## 傾向スコア
- 岩波DS vol.3 CM接触のアプリ利用への因果効果推定（https://github.com/iwanami-datascience/vol3/tree/master/kato%26hoshino）

In [10]:
import numpy as np
import pandas as pd
from sklearn.linear_model import LogisticRegression
from sklearn.metrics import roc_auc_score

### データの読み込み

In [2]:
data = pd.read_csv('./q_data_x.csv')

In [4]:
data.columns

Index(['cm_dummy', 'gamedummy', 'area_kanto', 'area_keihan', 'area_tokai',
       'area_keihanshin', 'age', 'sex', 'marry_dummy', 'job_dummy1',
       'job_dummy2', 'job_dummy3', 'job_dummy4', 'job_dummy5', 'job_dummy6',
       'job_dummy7', 'job_dummy8', 'inc', 'pmoney', 'fam_str_dummy1',
       'fam_str_dummy2', 'fam_str_dummy3', 'fam_str_dummy4', 'fam_str_dummy5',
       'child_dummy', 'T', 'F1', 'F2', 'F3', 'M1', 'M2', 'M3', 'TVwatch_day',
       'gamesecond', 'gamecount'],
      dtype='object')

In [23]:
X = data[['TVwatch_day', 'age', 'sex', 'marry_dummy', 'child_dummy', 'inc', 'pmoney','area_kanto', 'area_tokai', 'area_keihanshin', 
          'job_dummy1', 'job_dummy2', 'job_dummy3', 'job_dummy4', 'job_dummy5', 'job_dummy6', 'job_dummy7',
          'fam_str_dummy1', 'fam_str_dummy2', 'fam_str_dummy3', 'fam_str_dummy4']]
Z = data['cm_dummy']

### 傾向スコアの推定
- $e(x) = p(Z=1|X)$

In [24]:
lr = LogisticRegression()
lr.fit(X, Z)
ps = lr.predict_proba(X)[:, 1]



In [25]:
print('AUC = {:.2f}'.format(roc_auc_score(y_true=Z, y_score=ps)))

AUC = 0.79


In [18]:
data = pd.concat([data, pd.DataFrame(ps, columns=['propensity_score'])], axis = 1)

### 因果効果推定

In [19]:
data_treated = data[data['cm_dummy']==1]
data_untreated = data[data['cm_dummy']==0]

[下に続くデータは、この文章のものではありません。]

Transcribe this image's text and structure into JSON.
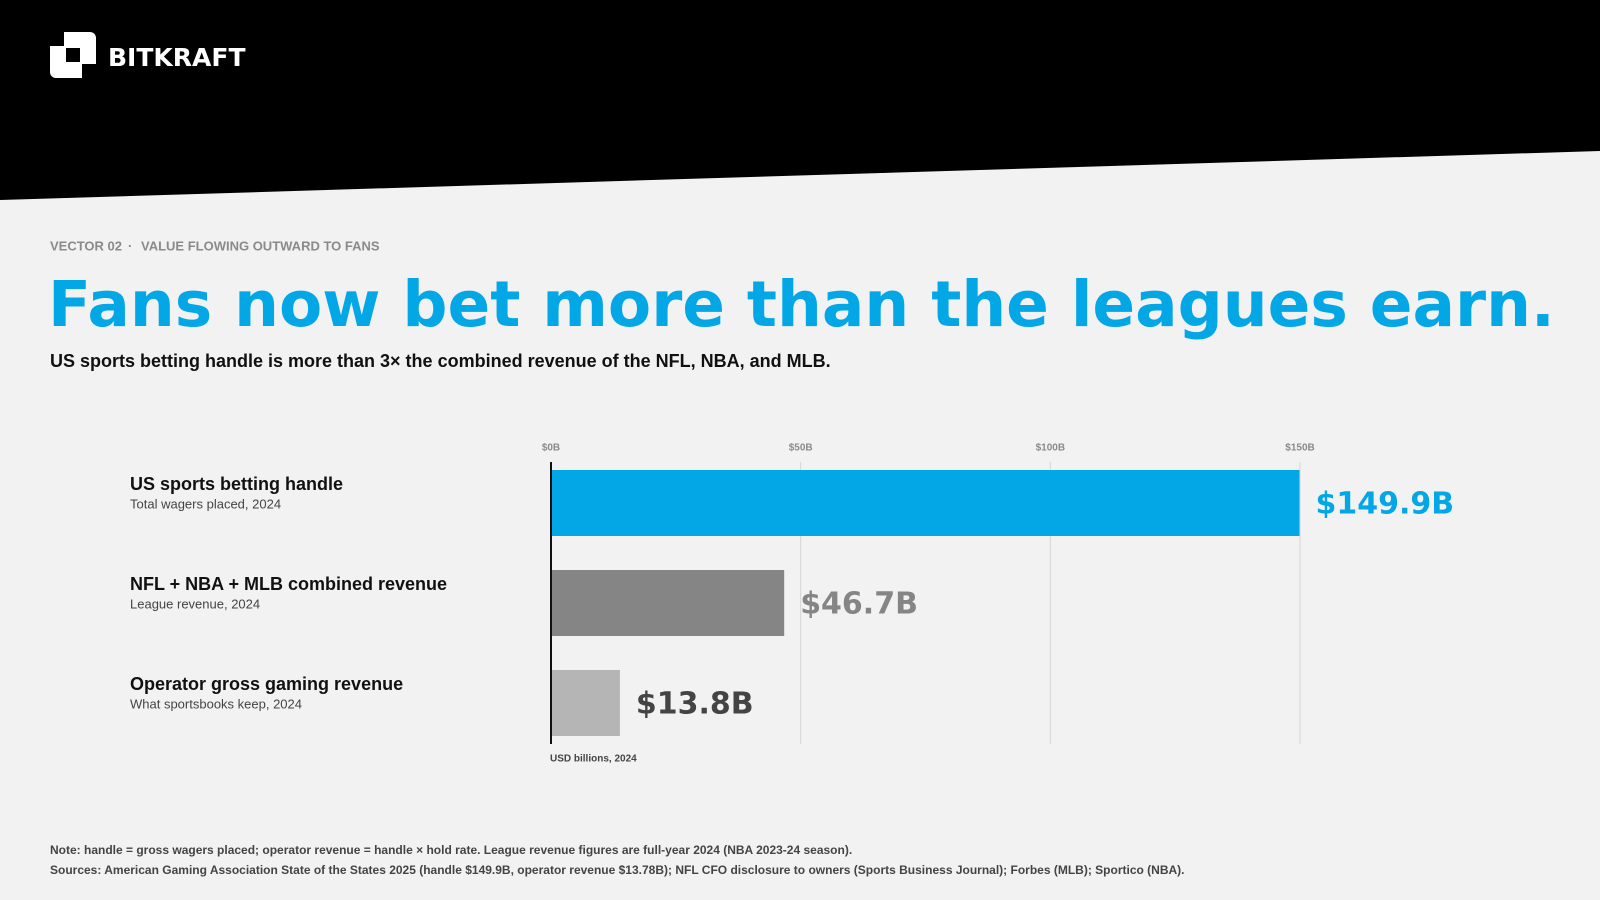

- 単純な差  $E(Y_1|Z=1) - E(Y_0|Z=0)$

In [37]:
avgT = np.mean(data_treated['gamedummy'])
avgU = np.mean(data_untreated['gamedummy'])
diff = avgT - avgU
print('diff = {:.4f}'.format(diff))

diff = 0.0022


- 平均処置効果  $ATE = E(Y_1) - E(Y_0)$

In [38]:
E1 = sum((data['cm_dummy']/data['propensity_score'])*data['gamedummy']) / sum(data['cm_dummy']/data['propensity_score'])
E2 = sum(((1-data['cm_dummy'])/(1-data['propensity_score']))*data['gamedummy']) \
        / sum((1-data['cm_dummy'])/(1-data['propensity_score']))
ATE = E1 - E2
print('ATE = {:.4f}'.format(ATE))

ATE = 0.0266